Le FMI vient de garantir au gouvernement son accompagnement dans les réformes en vue du renforcement des administrations douanière et fiscale. Ces réformes visent surtout à les préparer au passage imminent de l’impôt sur le chiffre d’affaires à la taxe sur la valeur ajoutée (TVA).
Le gouvernement ne sera pas seul dans le passage de l’impôt sur le chiffre d’affaires à la taxe sur la valeur ajoutée (TVA). Il vient de recevoir le soutien du Fonds monétaire international dont les experts, notamment ceux œuvrant dans son Centre d’assistance technique pour l’Afrique centrale (Afritac/Centre), basé à Libreville, ont entamé depuis le 20 avril 2010 une mission en RDC pour collecter les données dans les domaines de la douane et de la fiscalité.
Pour rendre compte de premières données qu’ils ont recueillies particulièrement dans le domaine de la fiscalité, ces experts, conduits par Vincent de Paul Koukpaizon, conseiller résident à Afritac/Centre, ont été reçue en audience le samedi 1er mai 2010 par le vice-ministre des Finances, Joas Mbitso Ngedza.
Au cours de cet entretien, l’équipe du FMI a décrit le cadre de sa mission qui a consisté pour l’essentiel à recueillir les premières données en matière fiscale et douanière en prévision du passage en RDC au système de la taxe sur la valeur ajoutée, en remplacement de celui encore en vigueur mettant en œuvre l’impôt sur le chiffre d’affaires.
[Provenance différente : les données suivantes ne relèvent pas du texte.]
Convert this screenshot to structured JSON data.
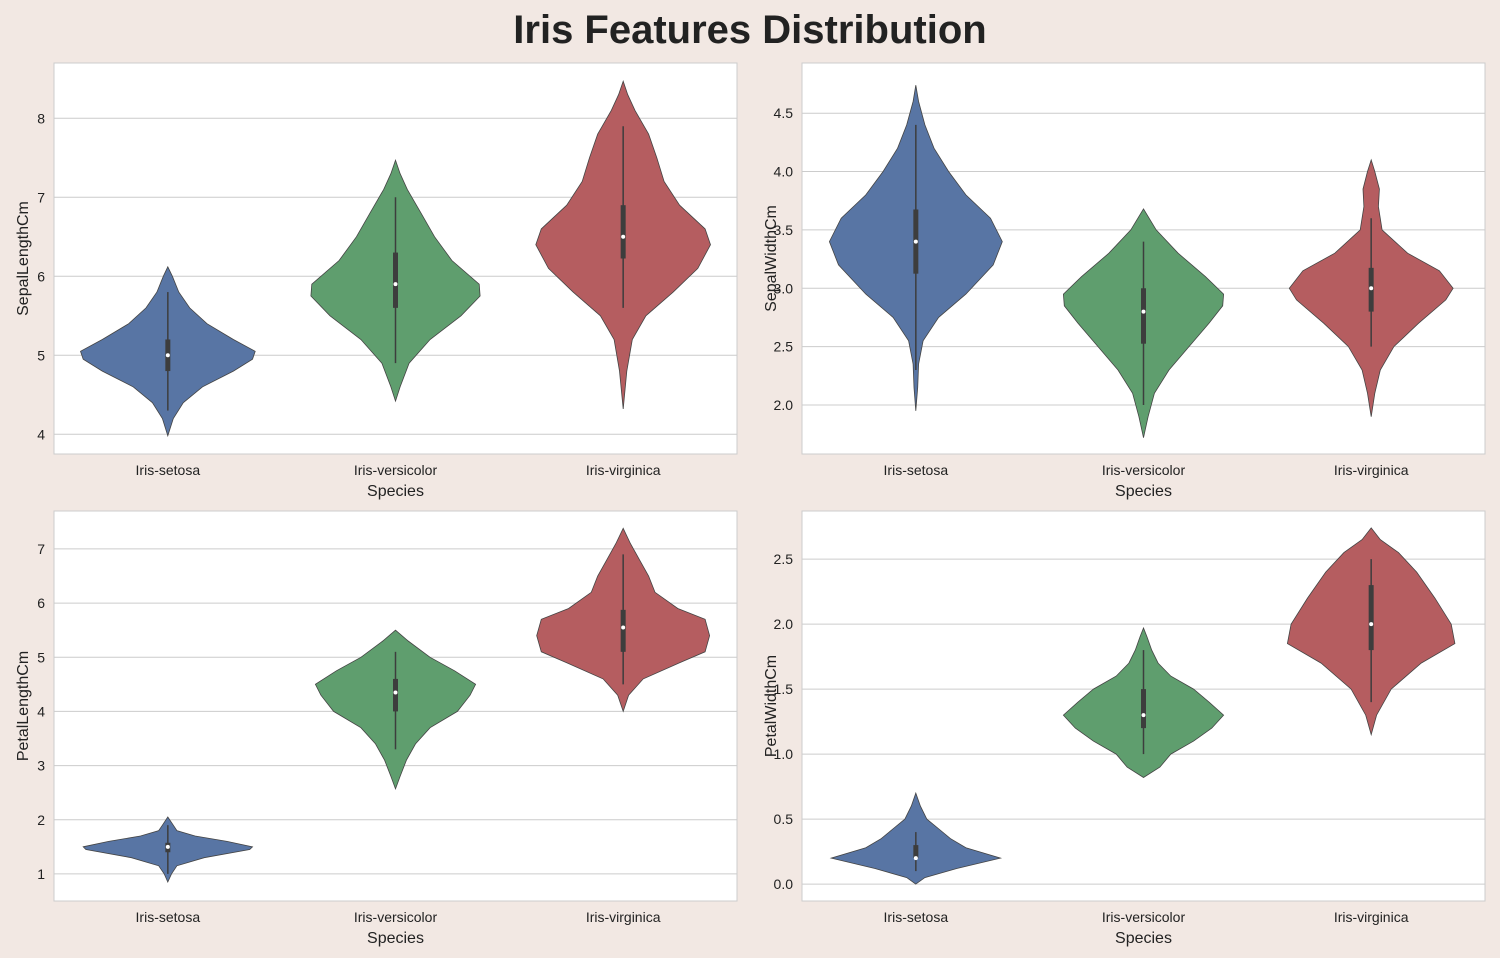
{
  "title": "Iris Features Distribution",
  "colors": {
    "Iris-setosa": "#5875a4",
    "Iris-versicolor": "#5f9e6e",
    "Iris-virginica": "#b55d60",
    "background": "#f2e8e3",
    "plot_bg": "#ffffff",
    "grid": "#cccccc"
  },
  "chart_data": [
    {
      "type": "violin",
      "xlabel": "Species",
      "ylabel": "SepalLengthCm",
      "categories": [
        "Iris-setosa",
        "Iris-versicolor",
        "Iris-virginica"
      ],
      "ylim": [
        3.75,
        8.7
      ],
      "yticks": [
        4,
        5,
        6,
        7,
        8
      ],
      "ytick_labels": [
        "4",
        "5",
        "6",
        "7",
        "8"
      ],
      "grid": true,
      "violins": [
        {
          "category": "Iris-setosa",
          "min": 4.3,
          "q1": 4.8,
          "median": 5.0,
          "q3": 5.2,
          "max": 5.8,
          "density": [
            [
              3.98,
              0
            ],
            [
              4.2,
              0.06
            ],
            [
              4.4,
              0.17
            ],
            [
              4.6,
              0.38
            ],
            [
              4.8,
              0.72
            ],
            [
              4.95,
              0.93
            ],
            [
              5.05,
              0.96
            ],
            [
              5.2,
              0.72
            ],
            [
              5.4,
              0.43
            ],
            [
              5.6,
              0.24
            ],
            [
              5.8,
              0.12
            ],
            [
              6.0,
              0.05
            ],
            [
              6.12,
              0
            ]
          ]
        },
        {
          "category": "Iris-versicolor",
          "min": 4.9,
          "q1": 5.6,
          "median": 5.9,
          "q3": 6.3,
          "max": 7.0,
          "density": [
            [
              4.42,
              0
            ],
            [
              4.6,
              0.05
            ],
            [
              4.9,
              0.15
            ],
            [
              5.2,
              0.38
            ],
            [
              5.5,
              0.72
            ],
            [
              5.75,
              0.93
            ],
            [
              5.9,
              0.92
            ],
            [
              6.2,
              0.62
            ],
            [
              6.5,
              0.43
            ],
            [
              6.8,
              0.28
            ],
            [
              7.1,
              0.13
            ],
            [
              7.3,
              0.05
            ],
            [
              7.47,
              0
            ]
          ]
        },
        {
          "category": "Iris-virginica",
          "min": 5.6,
          "q1": 6.225,
          "median": 6.5,
          "q3": 6.9,
          "max": 7.9,
          "density": [
            [
              4.32,
              0
            ],
            [
              4.8,
              0.04
            ],
            [
              5.2,
              0.1
            ],
            [
              5.5,
              0.25
            ],
            [
              5.8,
              0.55
            ],
            [
              6.1,
              0.82
            ],
            [
              6.4,
              0.96
            ],
            [
              6.6,
              0.9
            ],
            [
              6.9,
              0.62
            ],
            [
              7.2,
              0.45
            ],
            [
              7.5,
              0.37
            ],
            [
              7.8,
              0.28
            ],
            [
              8.1,
              0.13
            ],
            [
              8.3,
              0.05
            ],
            [
              8.47,
              0
            ]
          ]
        }
      ]
    },
    {
      "type": "violin",
      "xlabel": "Species",
      "ylabel": "SepalWidthCm",
      "categories": [
        "Iris-setosa",
        "Iris-versicolor",
        "Iris-virginica"
      ],
      "ylim": [
        1.58,
        4.93
      ],
      "yticks": [
        2.0,
        2.5,
        3.0,
        3.5,
        4.0,
        4.5
      ],
      "ytick_labels": [
        "2.0",
        "2.5",
        "3.0",
        "3.5",
        "4.0",
        "4.5"
      ],
      "grid": true,
      "violins": [
        {
          "category": "Iris-setosa",
          "min": 2.3,
          "q1": 3.125,
          "median": 3.4,
          "q3": 3.675,
          "max": 4.4,
          "density": [
            [
              1.95,
              0
            ],
            [
              2.15,
              0.02
            ],
            [
              2.35,
              0.03
            ],
            [
              2.55,
              0.08
            ],
            [
              2.75,
              0.25
            ],
            [
              2.95,
              0.55
            ],
            [
              3.2,
              0.85
            ],
            [
              3.4,
              0.95
            ],
            [
              3.6,
              0.82
            ],
            [
              3.8,
              0.55
            ],
            [
              4.0,
              0.36
            ],
            [
              4.2,
              0.2
            ],
            [
              4.4,
              0.1
            ],
            [
              4.6,
              0.03
            ],
            [
              4.74,
              0
            ]
          ]
        },
        {
          "category": "Iris-versicolor",
          "min": 2.0,
          "q1": 2.525,
          "median": 2.8,
          "q3": 3.0,
          "max": 3.4,
          "density": [
            [
              1.72,
              0
            ],
            [
              1.9,
              0.05
            ],
            [
              2.1,
              0.12
            ],
            [
              2.3,
              0.28
            ],
            [
              2.5,
              0.5
            ],
            [
              2.7,
              0.72
            ],
            [
              2.85,
              0.87
            ],
            [
              2.95,
              0.88
            ],
            [
              3.1,
              0.68
            ],
            [
              3.3,
              0.38
            ],
            [
              3.5,
              0.14
            ],
            [
              3.68,
              0
            ]
          ]
        },
        {
          "category": "Iris-virginica",
          "min": 2.5,
          "q1": 2.8,
          "median": 3.0,
          "q3": 3.175,
          "max": 3.6,
          "density": [
            [
              1.9,
              0
            ],
            [
              2.1,
              0.04
            ],
            [
              2.3,
              0.1
            ],
            [
              2.5,
              0.25
            ],
            [
              2.7,
              0.52
            ],
            [
              2.9,
              0.82
            ],
            [
              3.0,
              0.9
            ],
            [
              3.15,
              0.75
            ],
            [
              3.3,
              0.4
            ],
            [
              3.5,
              0.12
            ],
            [
              3.7,
              0.08
            ],
            [
              3.85,
              0.09
            ],
            [
              4.0,
              0.04
            ],
            [
              4.1,
              0
            ]
          ]
        }
      ]
    },
    {
      "type": "violin",
      "xlabel": "Species",
      "ylabel": "PetalLengthCm",
      "categories": [
        "Iris-setosa",
        "Iris-versicolor",
        "Iris-virginica"
      ],
      "ylim": [
        0.5,
        7.7
      ],
      "yticks": [
        1,
        2,
        3,
        4,
        5,
        6,
        7
      ],
      "ytick_labels": [
        "1",
        "2",
        "3",
        "4",
        "5",
        "6",
        "7"
      ],
      "grid": true,
      "violins": [
        {
          "category": "Iris-setosa",
          "min": 1.0,
          "q1": 1.4,
          "median": 1.5,
          "q3": 1.575,
          "max": 1.9,
          "density": [
            [
              0.85,
              0
            ],
            [
              1.0,
              0.04
            ],
            [
              1.15,
              0.1
            ],
            [
              1.3,
              0.4
            ],
            [
              1.45,
              0.9
            ],
            [
              1.5,
              0.93
            ],
            [
              1.6,
              0.65
            ],
            [
              1.7,
              0.3
            ],
            [
              1.8,
              0.1
            ],
            [
              1.9,
              0.06
            ],
            [
              2.05,
              0
            ]
          ]
        },
        {
          "category": "Iris-versicolor",
          "min": 3.3,
          "q1": 4.0,
          "median": 4.35,
          "q3": 4.6,
          "max": 5.1,
          "density": [
            [
              2.57,
              0
            ],
            [
              2.8,
              0.05
            ],
            [
              3.1,
              0.12
            ],
            [
              3.4,
              0.22
            ],
            [
              3.7,
              0.38
            ],
            [
              4.0,
              0.68
            ],
            [
              4.3,
              0.82
            ],
            [
              4.5,
              0.88
            ],
            [
              4.75,
              0.65
            ],
            [
              5.0,
              0.38
            ],
            [
              5.3,
              0.14
            ],
            [
              5.5,
              0
            ]
          ]
        },
        {
          "category": "Iris-virginica",
          "min": 4.5,
          "q1": 5.1,
          "median": 5.55,
          "q3": 5.875,
          "max": 6.9,
          "density": [
            [
              4.0,
              0
            ],
            [
              4.3,
              0.06
            ],
            [
              4.6,
              0.22
            ],
            [
              4.9,
              0.62
            ],
            [
              5.1,
              0.9
            ],
            [
              5.4,
              0.95
            ],
            [
              5.7,
              0.9
            ],
            [
              5.9,
              0.6
            ],
            [
              6.2,
              0.35
            ],
            [
              6.5,
              0.28
            ],
            [
              6.8,
              0.18
            ],
            [
              7.1,
              0.08
            ],
            [
              7.38,
              0
            ]
          ]
        }
      ]
    },
    {
      "type": "violin",
      "xlabel": "Species",
      "ylabel": "PetalWidthCm",
      "categories": [
        "Iris-setosa",
        "Iris-versicolor",
        "Iris-virginica"
      ],
      "ylim": [
        -0.13,
        2.87
      ],
      "yticks": [
        0.0,
        0.5,
        1.0,
        1.5,
        2.0,
        2.5
      ],
      "ytick_labels": [
        "0.0",
        "0.5",
        "1.0",
        "1.5",
        "2.0",
        "2.5"
      ],
      "grid": true,
      "violins": [
        {
          "category": "Iris-setosa",
          "min": 0.1,
          "q1": 0.2,
          "median": 0.2,
          "q3": 0.3,
          "max": 0.4,
          "density": [
            [
              0.0,
              0
            ],
            [
              0.05,
              0.1
            ],
            [
              0.12,
              0.45
            ],
            [
              0.2,
              0.93
            ],
            [
              0.28,
              0.55
            ],
            [
              0.35,
              0.38
            ],
            [
              0.42,
              0.26
            ],
            [
              0.5,
              0.12
            ],
            [
              0.6,
              0.05
            ],
            [
              0.7,
              0
            ]
          ]
        },
        {
          "category": "Iris-versicolor",
          "min": 1.0,
          "q1": 1.2,
          "median": 1.3,
          "q3": 1.5,
          "max": 1.8,
          "density": [
            [
              0.82,
              0
            ],
            [
              0.9,
              0.18
            ],
            [
              1.0,
              0.3
            ],
            [
              1.1,
              0.55
            ],
            [
              1.2,
              0.75
            ],
            [
              1.3,
              0.88
            ],
            [
              1.4,
              0.72
            ],
            [
              1.5,
              0.55
            ],
            [
              1.6,
              0.3
            ],
            [
              1.7,
              0.16
            ],
            [
              1.8,
              0.09
            ],
            [
              1.9,
              0.04
            ],
            [
              1.97,
              0
            ]
          ]
        },
        {
          "category": "Iris-virginica",
          "min": 1.4,
          "q1": 1.8,
          "median": 2.0,
          "q3": 2.3,
          "max": 2.5,
          "density": [
            [
              1.15,
              0
            ],
            [
              1.3,
              0.06
            ],
            [
              1.5,
              0.22
            ],
            [
              1.7,
              0.55
            ],
            [
              1.85,
              0.92
            ],
            [
              2.0,
              0.88
            ],
            [
              2.2,
              0.7
            ],
            [
              2.4,
              0.5
            ],
            [
              2.55,
              0.3
            ],
            [
              2.65,
              0.1
            ],
            [
              2.74,
              0
            ]
          ]
        }
      ]
    }
  ]
}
Dans un premier temps, l’essentiel du travail mené, notamment dans le secteur de la fiscalité, s’est focalisé sur la capacité de l’administration fiscale à accompagner les réformes dans ce secteur précis. Car il y a des réformes qui exigent une administration fiscale forte.
Ce qui apparemment n’est pas le cas pour la RDC, a relevé l’équipe du FMI. De l’avis de ces experts, le soutien du FMI consistera à proposer des pistes de solutions en vue de réussir les réformes engagées dans les secteurs de la douane et de la fiscalité.
Si pour la Direction générale des impôts, l’Afritac est à sa deuxième mission du genre en RDC, cependant c’est pour la première fois que la Direction générale des douanes et accises bénéficie de ce soutien du FMI. Arrivé en retard à Kinshasa, l’expert du FMI pour les questions douanières devait prolonger sa mission diagnostic jusqu’au 6 mai courant.
Répondant aux questions de la presse, le vice-ministre Mbitso a salué ce soutien du FMI qui rentre dans le cadre précis de son assistance aux pays membres dans divers domaines économiques. « Cette fois-ci, il s’est agi pour le FMI de voir comment fonctionne notre système fiscal et douanier pour envisager des moyens de le renforcer », a-t-il déclaré.
Le cadre d’accompagnement
A noter que c’est depuis 2007 que le FMI a doté les pays de l’Afrique centrale d’un centre d’assistance technique (AFRITAC). L’Afritac/centre a pour objectif d’intervenir principalement sous la forme d’appui d’experts résidents, ainsi que des spécialistes en mission ponctuelle, dans les domaines relevant de la compétence directe du FMI, dont la supervision bancaire, la gestion de la dette publique, des dépenses et des recettes publiques, ainsi que des statistiques macroéconomiques.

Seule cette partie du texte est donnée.